Une fois pour toute le communisme, c'est quoi? (à jour 8 février 2014)

9 Février 2014 , Rédigé par Réveil Communiste Publié dans #GQ

Mis à jour :

 

MARX-ENGELS.jpg

 

Marx et Engels à l'Alexander Platz à Berlin, janvier 2007

 

Le communisme est une idée simple qui ne nécessite pas pour l'expliquer de couper les cheveux en quatre !

Le projet communiste moderne naît avec le Manifeste du Parti Communiste de Marx et Engels, publié en 1848 à Londres quatre jours avant le déclenchement de la Révolution à Paris. C'est l'idée de donner un but au progrès qui s'accélère vertigineusement, au progrès des forces productives et du savoir humain, et ce but est une société sans classes, où règne l'abondance et où cesse l'obligation du travail.



Une société où chacun apporte ce qu'il peut et où chacun prend ce qu'il veut. Ce qui est rendu possible par l'abolition des classes sociales.



Le communisme vise à remplacer le travail contraint par l'activité libre. Choisir d'assigner à l'Histoire ce but à long terme, bien différent du but actuel du progrès qui est d'accumuler les aliénations et de détruire la planète, nécessite le renversement de la bourgeoisie par le prolétariat.

 

Le prolétariat, c'est la classe des exploités : paysans, ouvriers manuels et intellectuels, simples travailleurs, techniciens ou cadres techniques, agents du service public. La situation révolutionnaire qui peut porter le prolétariat au pouvoir et lui donner la possibilité de supprimer les classes résulte du développement des contradictions internes du capitalisme.

 

Le jeu de ces contradictions, dans l'histoire réelle et dans la pensée, c'est ce qu'on nomme la dialectique. Lorsque les contradictions du capitalisme deviennent antagoniques, dans un mouvement irrépressible, c'est la révolution sociale, dont l'issue possible est le socialisme.

 

La période de transition vers le communisme, où subsiste le travail et l'État répressif, c'est le socialisme. Se passer de cette étape pour sauter à pieds joints dans le communisme est tout simplement impossible.

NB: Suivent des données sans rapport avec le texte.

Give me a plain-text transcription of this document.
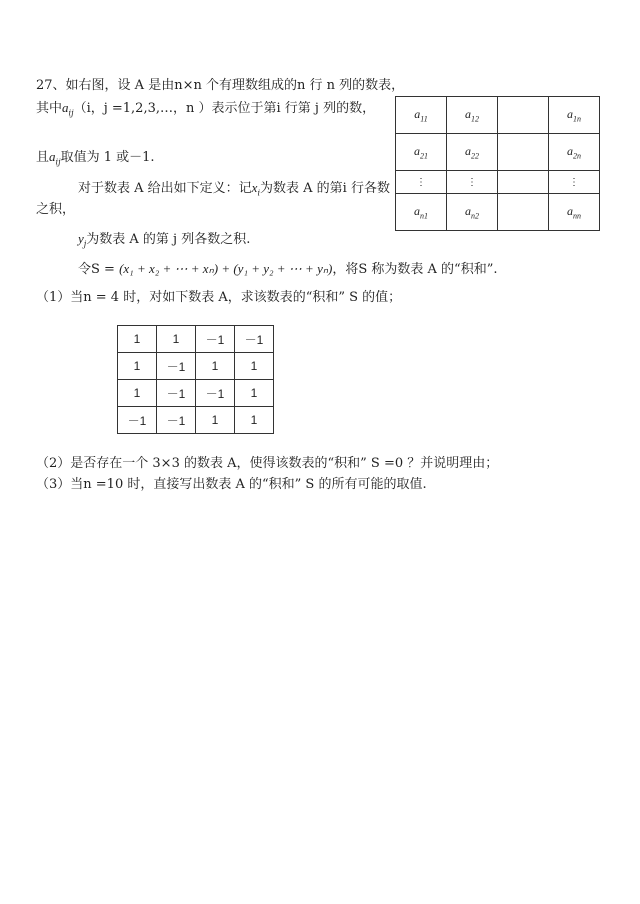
27、如右图，设 A 是由n×n 个有理数组成的n 行 n 列的数表，
其中$a_{ij}(i$，j =1,2,3,…，n ）表示位于第i 行第 j 列的数，
且$a_{ij}$取值为 1 或－1.
对于数表 A 给出如下定义：记$x_i$为数表 A 的第i 行各数
之积，
$y_j$为数表 A 的第 j 列各数之积.
令S = (x₁ + x₂ + ⋯ + xₙ) + (y₁ + y₂ + ⋯ + yₙ)，将S 称为数表 A 的“积和”.
（1）当n = 4 时，对如下数表 A，求该数表的“积和” S 的值；
（2）是否存在一个 3×3 的数表 A，使得该数表的“积和” S =0 ？并说明理由；
（3）当n =10 时，直接写出数表 A 的“积和” S 的所有可能的取值.
$a_{11}$	$a_{12}$		$a_{1n}$
$a_{21}$	$a_{22}$		$a_{2n}$
⋮	⋮		⋮
$a_{n1}$	$a_{n2}$		$a_{nn}$
1	1	－1	－1
1	－1	1	1
1	－1	－1	1
－1	－1	1	1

Si on n'est pas d'accord pour donner un tel but au progrès, si par exemple on pense que la domination de classe est indépassable, qu'elle est à jamais nécessaire pour motiver l'être humain à créer, à dépasser sa condition, si on pense que le travail et la guerre sont éternels, on ne peut être communiste. Si on pense qu'une telle société n'est pas possible, qu'elle n'est pas souhaitable, ou ni l'un ni l'autre, on n'est pas communiste. Si on pense qu'on peut la réaliser dans la misère d'un squat, on est un pseudo communiste : un gauchiste. Si l'on dit que la bourgeoisie va se laisser faire, on est un social-démocrate (et si on le pense vraiment, on est un idiot).

 

 

Et si l'on ne croit pas au progrès, on ne peut pas être communiste non plus. Ce qui ne signifie pas qu'il faille se prosterner devant toutes les nouveautés techniques produites au service de l'exploitation et de l'aliénation. La victoire ultime du communisme est inscrite à l'horizon de l'humanité, et c'est le seul qu'elle ait. Reste à savoir si le capitalisme ne l'aura pas détruite auparavant.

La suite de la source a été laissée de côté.